I think these are so common and useful that they probably merit special support, even if they could be implemented as a special case of a more general asset.

A fungible asset has a fixed structure: the only data it holds is a “balance” (we could make this a fixed 64-bit value, although I’m not certain this is the best size). Fungible assets support a transfer host call rather than move_to, where transfer accepts amount instead of a unique asset id.

Fungible assets never have a write ability.

Ideally, we could implement Athena SMH as a special case of a fungible asset.

Parallelizable assets

If we restrict the move_to access-control method so that it’s only allowed to look at data in the asset itself (as opposed to arbitrary account data from the asset-defining contract account), then calls to transfer assets between disjoint accounts won’t conflict, and can be processed in parallel. We might want to have this as an initial restriction, unless there are very compelling use-cases that require the common state (even if there are, we might want fungible assets to have this restriction, or just to allow assets to declare that they are parallelizable and this will let them charge less gas for transfers).

Cross-contract calls and lending assets

The asset constructions above really require at least some cross-contract call capability, since every asset transfer requires a permission check call to another contract.

I think it would be helpful to allow multiple entry points per contract, since the contract also defines a natural “trust boundary” – methods within the contract can trust other methods in the contract. Having every contract include code to do dispatch sounds like it will cause a lot of unnecessary duplication (and we also want the VM to recognize special methods, such as the access-control methods, and verification methods for account abstraction, etc.).

One thing that could be interesting is to allow a read-only “lending” of an asset to another account for the duration of a cross-contract call.

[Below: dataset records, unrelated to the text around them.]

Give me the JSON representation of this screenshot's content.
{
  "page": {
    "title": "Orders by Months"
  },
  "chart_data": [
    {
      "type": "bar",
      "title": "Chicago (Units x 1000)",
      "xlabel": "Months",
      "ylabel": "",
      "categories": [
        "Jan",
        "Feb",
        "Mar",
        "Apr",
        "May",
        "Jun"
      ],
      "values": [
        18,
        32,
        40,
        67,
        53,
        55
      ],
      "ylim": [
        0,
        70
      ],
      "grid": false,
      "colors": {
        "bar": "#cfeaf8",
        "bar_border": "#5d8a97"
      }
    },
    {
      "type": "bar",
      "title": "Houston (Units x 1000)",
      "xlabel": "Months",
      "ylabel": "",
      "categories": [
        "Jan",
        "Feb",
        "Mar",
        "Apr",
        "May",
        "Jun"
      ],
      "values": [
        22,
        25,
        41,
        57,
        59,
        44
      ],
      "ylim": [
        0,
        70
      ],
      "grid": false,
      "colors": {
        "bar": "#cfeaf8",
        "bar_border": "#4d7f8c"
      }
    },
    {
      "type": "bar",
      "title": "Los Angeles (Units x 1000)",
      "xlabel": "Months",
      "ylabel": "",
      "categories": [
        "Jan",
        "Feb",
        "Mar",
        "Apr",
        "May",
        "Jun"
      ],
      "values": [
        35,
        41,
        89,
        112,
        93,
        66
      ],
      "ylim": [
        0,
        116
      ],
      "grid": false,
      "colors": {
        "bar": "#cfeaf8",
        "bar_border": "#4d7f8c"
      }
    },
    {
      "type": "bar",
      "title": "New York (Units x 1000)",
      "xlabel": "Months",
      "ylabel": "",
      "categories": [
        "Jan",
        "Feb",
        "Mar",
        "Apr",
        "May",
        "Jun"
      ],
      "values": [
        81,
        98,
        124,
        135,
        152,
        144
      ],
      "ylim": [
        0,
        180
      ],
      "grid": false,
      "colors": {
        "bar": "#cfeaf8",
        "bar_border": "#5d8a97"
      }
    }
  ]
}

This would allow us to easily prove asset ownership and contents, while maintaining the “only owner can access” rule.

For example, suppose I have an asset that holds my “contributor status” for some project . The project wants to allow contributors to claim an NFT based on their contribution level. By “lending” my status asset to the NFT-granting contract, I can allow it to verify that I have the required level.

(Alternatively, we might just want to automatically grant read-only access to all assets owned by the originator of a cross-contract call).

For the purpose of the prototype, let’s just pick a reasonable starting point. I agree that 32 bits is probably too small. 256 bits feels large and would result in a lot of wasted space (EVM has this issue). But we could go with 256 bit keys and 256 bit values for now for simplicity. Changing these in future would not be hard, and in any case the compiler and/or runtime can do some optimization here and pack things more efficiently if necessary. Here’s how it’s done in Ethereum: Layout of State Variables in Storage — Solidity 0.8.26 documentation.

Are we sure we don’t want to handle this in the runtime? Yes, having each capability checked by a cross-contract call would be the most flexible way to do it, but it would also be inefficient and expensive. By contrast if a resource had a permission set (e.g., a set of accounts allowed to borrow, mutate, or burn it), the runtime could perform that check without the added overhead of an additional call.

I agree that 256-bit keys feels a little large, but fine for now. I think values that are dynamic byte arrays would be better than a fixed size (e.g., 1-byte length and 1-256 bytes of value).

That’s true. Maybe it’s enough to just have an all-or-nothing approach at first (i.e., either you can transfer to any account willing to accept, or you can only transfer by calling an asset-associated method directly).

We still need a mechanism to check if an account is willing to accept a rent-requiring asset. But maybe the Diem/Aptos method is ok (IIRC, the account needs to explicitly “opt in” to accept an asset type via a separate transaction).